John Krier of Exhibitor Relations Co., the box-office tracking firm, said Sunday that 1995 is finally pulling ahead of last year. And business for the upcoming four-day holiday weekend is expected to roughly double this weekend’s total of $60 million to $65 million.
The third “Die Hard,” which according to published reports may have cost as much as $90 million to produce, picked up an estimated $21.2 million in its first weekend on 2,525 screens--about $8,400 a theater. That’s just a shade under the second installment’s $21.7-million opening over the Fourth of July weekend in 1990.
In all the bombast and bomb blasts, Disney’s “Crimson Tide” fell 38% to about $12 million--around $4,800 a print--a week after it had the year’s biggest opening, raking in $18.6 million and winning accolades for breaking a long drought at the movie houses. The submarine adventure had been expected to take some heat this week from “Die Hard 3,” but Disney had clearly been hoping for better damage containment.
The 10-day total for “Tide” is an impressive $34 million. With great exit surveys, both action films are expected to withstand the holiday onslaught.
Twentieth Century Fox, which has domestic and Japanese rights to “Hard 3,” was buoyed by its word-of-mouth potential.

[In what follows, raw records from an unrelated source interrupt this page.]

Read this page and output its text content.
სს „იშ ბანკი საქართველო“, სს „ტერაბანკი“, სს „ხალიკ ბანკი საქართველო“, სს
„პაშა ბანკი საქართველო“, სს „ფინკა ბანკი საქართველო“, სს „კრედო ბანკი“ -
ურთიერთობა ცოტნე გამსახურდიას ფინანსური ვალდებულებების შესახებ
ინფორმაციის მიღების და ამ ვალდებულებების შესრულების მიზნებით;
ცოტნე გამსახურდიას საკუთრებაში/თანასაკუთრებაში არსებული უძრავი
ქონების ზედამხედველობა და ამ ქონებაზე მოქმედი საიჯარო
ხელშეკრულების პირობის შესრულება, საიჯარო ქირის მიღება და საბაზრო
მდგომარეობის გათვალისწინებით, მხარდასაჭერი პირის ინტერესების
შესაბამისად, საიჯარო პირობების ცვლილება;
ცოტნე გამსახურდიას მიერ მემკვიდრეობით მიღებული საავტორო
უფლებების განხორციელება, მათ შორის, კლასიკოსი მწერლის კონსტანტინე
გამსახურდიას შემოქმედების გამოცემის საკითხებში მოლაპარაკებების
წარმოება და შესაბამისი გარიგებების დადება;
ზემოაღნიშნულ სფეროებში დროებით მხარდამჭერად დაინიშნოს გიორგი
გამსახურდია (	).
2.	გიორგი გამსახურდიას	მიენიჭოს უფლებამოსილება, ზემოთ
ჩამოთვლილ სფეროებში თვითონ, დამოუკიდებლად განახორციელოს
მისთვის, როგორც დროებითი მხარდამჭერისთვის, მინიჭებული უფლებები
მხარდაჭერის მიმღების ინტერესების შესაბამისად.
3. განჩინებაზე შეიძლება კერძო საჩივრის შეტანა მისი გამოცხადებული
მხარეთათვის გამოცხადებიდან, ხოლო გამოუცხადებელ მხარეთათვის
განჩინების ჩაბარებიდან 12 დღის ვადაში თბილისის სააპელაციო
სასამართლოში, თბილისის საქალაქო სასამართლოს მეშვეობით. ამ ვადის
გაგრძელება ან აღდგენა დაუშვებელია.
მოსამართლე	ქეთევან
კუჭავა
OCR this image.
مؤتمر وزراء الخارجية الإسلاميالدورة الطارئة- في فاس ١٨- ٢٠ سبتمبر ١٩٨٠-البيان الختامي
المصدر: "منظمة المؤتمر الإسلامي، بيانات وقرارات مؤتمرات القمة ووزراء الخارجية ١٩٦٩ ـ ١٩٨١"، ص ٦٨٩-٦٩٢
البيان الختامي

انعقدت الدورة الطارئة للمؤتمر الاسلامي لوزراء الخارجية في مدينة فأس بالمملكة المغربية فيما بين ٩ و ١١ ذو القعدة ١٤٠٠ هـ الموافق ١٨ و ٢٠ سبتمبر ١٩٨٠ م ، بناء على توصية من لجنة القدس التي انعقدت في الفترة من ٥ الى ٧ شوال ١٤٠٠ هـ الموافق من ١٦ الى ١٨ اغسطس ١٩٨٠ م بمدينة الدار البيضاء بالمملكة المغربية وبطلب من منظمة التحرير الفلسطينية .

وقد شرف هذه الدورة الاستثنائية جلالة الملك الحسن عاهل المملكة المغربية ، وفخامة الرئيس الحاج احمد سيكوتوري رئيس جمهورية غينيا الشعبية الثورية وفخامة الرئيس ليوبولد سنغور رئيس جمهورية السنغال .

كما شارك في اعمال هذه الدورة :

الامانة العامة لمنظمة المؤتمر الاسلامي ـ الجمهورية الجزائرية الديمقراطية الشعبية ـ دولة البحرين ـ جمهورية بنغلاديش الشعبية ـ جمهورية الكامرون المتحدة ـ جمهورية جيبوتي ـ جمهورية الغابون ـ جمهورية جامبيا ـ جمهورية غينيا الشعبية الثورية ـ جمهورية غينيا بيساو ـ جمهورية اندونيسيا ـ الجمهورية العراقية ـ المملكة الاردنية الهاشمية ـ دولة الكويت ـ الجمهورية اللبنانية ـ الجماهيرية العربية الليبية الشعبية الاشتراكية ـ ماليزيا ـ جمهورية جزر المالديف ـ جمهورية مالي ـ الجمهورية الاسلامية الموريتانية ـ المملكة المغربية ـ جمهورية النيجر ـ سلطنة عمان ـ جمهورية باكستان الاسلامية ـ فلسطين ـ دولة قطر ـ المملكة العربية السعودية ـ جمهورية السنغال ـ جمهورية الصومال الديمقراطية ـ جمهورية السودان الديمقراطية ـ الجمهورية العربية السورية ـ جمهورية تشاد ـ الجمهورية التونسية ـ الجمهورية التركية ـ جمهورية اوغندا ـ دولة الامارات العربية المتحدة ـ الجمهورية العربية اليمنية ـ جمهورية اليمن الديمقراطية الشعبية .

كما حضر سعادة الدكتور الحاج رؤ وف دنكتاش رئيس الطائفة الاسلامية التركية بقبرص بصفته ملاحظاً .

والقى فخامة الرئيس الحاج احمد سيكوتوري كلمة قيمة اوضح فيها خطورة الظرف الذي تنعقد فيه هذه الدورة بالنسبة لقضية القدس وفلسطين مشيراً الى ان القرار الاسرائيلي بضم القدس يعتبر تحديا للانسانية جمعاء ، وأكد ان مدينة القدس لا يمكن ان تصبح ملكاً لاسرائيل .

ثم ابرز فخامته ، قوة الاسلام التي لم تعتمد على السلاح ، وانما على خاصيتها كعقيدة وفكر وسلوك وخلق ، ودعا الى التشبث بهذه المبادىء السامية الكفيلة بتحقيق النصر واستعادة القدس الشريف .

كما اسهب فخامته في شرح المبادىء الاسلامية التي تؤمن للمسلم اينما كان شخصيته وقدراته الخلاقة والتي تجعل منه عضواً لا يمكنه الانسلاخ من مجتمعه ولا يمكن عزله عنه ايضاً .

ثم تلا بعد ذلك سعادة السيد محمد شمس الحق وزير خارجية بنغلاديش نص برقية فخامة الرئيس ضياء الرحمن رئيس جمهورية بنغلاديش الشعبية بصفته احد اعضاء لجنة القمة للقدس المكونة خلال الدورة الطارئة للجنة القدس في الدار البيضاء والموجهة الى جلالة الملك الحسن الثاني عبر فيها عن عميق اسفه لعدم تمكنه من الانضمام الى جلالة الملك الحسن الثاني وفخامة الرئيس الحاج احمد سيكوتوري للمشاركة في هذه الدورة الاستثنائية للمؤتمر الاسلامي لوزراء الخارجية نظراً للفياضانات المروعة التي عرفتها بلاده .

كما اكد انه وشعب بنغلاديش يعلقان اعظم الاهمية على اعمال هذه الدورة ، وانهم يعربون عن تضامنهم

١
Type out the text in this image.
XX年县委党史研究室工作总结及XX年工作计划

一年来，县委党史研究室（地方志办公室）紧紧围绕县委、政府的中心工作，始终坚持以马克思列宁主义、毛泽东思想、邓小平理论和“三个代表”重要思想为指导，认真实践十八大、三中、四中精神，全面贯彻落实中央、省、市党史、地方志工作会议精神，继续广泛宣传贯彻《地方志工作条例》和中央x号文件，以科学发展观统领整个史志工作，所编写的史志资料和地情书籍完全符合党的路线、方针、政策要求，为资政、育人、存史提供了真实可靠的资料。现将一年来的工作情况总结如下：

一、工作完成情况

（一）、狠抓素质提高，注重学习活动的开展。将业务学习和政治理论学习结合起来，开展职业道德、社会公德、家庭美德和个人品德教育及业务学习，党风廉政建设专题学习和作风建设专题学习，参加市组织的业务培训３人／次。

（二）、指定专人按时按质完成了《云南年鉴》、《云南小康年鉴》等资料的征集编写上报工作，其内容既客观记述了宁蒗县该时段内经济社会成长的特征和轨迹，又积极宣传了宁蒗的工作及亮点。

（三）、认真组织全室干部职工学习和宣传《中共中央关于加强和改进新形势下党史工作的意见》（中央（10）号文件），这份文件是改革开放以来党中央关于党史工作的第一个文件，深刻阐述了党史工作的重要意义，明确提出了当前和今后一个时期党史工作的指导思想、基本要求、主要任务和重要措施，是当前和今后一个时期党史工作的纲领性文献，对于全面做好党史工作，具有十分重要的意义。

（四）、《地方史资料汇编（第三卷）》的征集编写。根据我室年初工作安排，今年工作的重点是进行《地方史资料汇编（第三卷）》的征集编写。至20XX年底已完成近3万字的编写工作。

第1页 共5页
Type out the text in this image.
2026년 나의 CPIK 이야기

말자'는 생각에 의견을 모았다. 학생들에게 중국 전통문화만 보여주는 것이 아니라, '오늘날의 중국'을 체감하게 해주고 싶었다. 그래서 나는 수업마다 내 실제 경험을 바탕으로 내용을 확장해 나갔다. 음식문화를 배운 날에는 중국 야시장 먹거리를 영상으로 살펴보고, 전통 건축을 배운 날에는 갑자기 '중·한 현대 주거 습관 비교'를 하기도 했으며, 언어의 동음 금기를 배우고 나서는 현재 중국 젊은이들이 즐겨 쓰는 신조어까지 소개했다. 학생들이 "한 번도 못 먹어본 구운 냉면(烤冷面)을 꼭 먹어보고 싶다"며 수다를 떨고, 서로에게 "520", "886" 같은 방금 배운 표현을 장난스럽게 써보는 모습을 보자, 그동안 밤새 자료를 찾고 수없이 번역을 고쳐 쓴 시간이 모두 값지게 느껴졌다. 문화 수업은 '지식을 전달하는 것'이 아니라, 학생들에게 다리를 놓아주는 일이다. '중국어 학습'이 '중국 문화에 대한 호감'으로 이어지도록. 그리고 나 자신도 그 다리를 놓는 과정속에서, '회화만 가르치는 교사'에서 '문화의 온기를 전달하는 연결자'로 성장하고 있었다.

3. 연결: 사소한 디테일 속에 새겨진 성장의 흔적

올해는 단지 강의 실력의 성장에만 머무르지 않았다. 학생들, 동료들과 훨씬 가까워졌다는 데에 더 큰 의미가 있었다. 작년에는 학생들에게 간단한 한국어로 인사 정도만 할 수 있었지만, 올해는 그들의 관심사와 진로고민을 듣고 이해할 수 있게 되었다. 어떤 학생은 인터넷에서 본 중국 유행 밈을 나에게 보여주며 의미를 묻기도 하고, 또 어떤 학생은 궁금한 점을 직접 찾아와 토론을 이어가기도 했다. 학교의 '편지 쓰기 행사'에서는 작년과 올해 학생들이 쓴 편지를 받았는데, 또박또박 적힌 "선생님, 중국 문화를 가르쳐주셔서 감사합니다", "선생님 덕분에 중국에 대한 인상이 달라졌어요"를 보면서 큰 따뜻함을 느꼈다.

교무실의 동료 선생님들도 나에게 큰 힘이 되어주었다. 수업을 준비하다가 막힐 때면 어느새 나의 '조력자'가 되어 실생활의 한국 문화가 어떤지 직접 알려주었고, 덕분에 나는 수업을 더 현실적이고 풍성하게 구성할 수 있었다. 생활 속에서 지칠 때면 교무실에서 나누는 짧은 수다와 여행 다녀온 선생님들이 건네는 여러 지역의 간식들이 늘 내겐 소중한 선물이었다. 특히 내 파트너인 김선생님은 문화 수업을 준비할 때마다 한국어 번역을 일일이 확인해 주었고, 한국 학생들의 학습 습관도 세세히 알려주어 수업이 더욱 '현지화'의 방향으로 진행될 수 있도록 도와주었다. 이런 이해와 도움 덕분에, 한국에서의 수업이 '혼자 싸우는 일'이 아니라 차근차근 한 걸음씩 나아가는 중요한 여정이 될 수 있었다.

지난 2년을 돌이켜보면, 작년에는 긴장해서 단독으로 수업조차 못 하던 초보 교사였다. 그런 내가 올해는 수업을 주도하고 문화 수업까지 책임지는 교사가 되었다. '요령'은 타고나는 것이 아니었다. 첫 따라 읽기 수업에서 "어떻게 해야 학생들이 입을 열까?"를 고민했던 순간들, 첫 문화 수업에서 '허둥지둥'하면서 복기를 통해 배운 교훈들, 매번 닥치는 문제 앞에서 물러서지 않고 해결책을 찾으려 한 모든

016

According to Tom Sherak, distribution chief at the studio, while attendance was strongly young male for his movie, all demographic segments, regardless of age or sex, gave the movie definite thumbs up. That could sustain “Hard 3” against Mel Gibson’s period adventure “Braveheart” and the futuristic action film “Johnny Mnemonic,” both of which open for Memorial Day.
Whether the third in the series reaches the $116 million grossed by the second “Die Hard” remains to be seen.
The action din tended to drown out most of the other movies in the market. “Forget Paris” grossed close to $6 million on 1,609 screens. That was enough to give the film “a foothold” in the marketplace, says Columbia/Tri-Star distribution head Jeff Blake.
“Paris’ ” third-place finish took a bite out of “While You Were Sleeping,” which still managed $4.7 million (fourth place) and is rounding the $50-million mark. But “Paris” made audiences forget “French Kiss,” which was expected to drop about 40% to $3.9 million for fifth place and has taken in under $25 million to date.
The family audience refused to come out for Warners’ well-reviewed “A Little Princess,” which could only claim about $2 million for the weekend on about 1,342 screens, tying for sixth position. It was not helped by Saturday night and Sunday matinee sneak previews of “Casper.” Nikki Rocco, senior vice president of distribution at Universal said Saturday evening attendance for “Casper” was about 80% at 618 screens across the country, a good omen for the coming Memorial Day debut of the live-action special effects film.
“Friday” (tied for sixth) and “Bad Boys” (ninth) garnered $2 million and $1.3 million, respectively. The former has grossed about $20 million, the latter, close to $60 million. Miramax’s disappointing “The Englishman Who Went Up a Hill” plummeted 44% to $1.55 million, finishing eighth, and “My Family” also lost most of its audience, dropping to $1 million and trailing among the Top 10.
Final weekend box-office figures will be released today.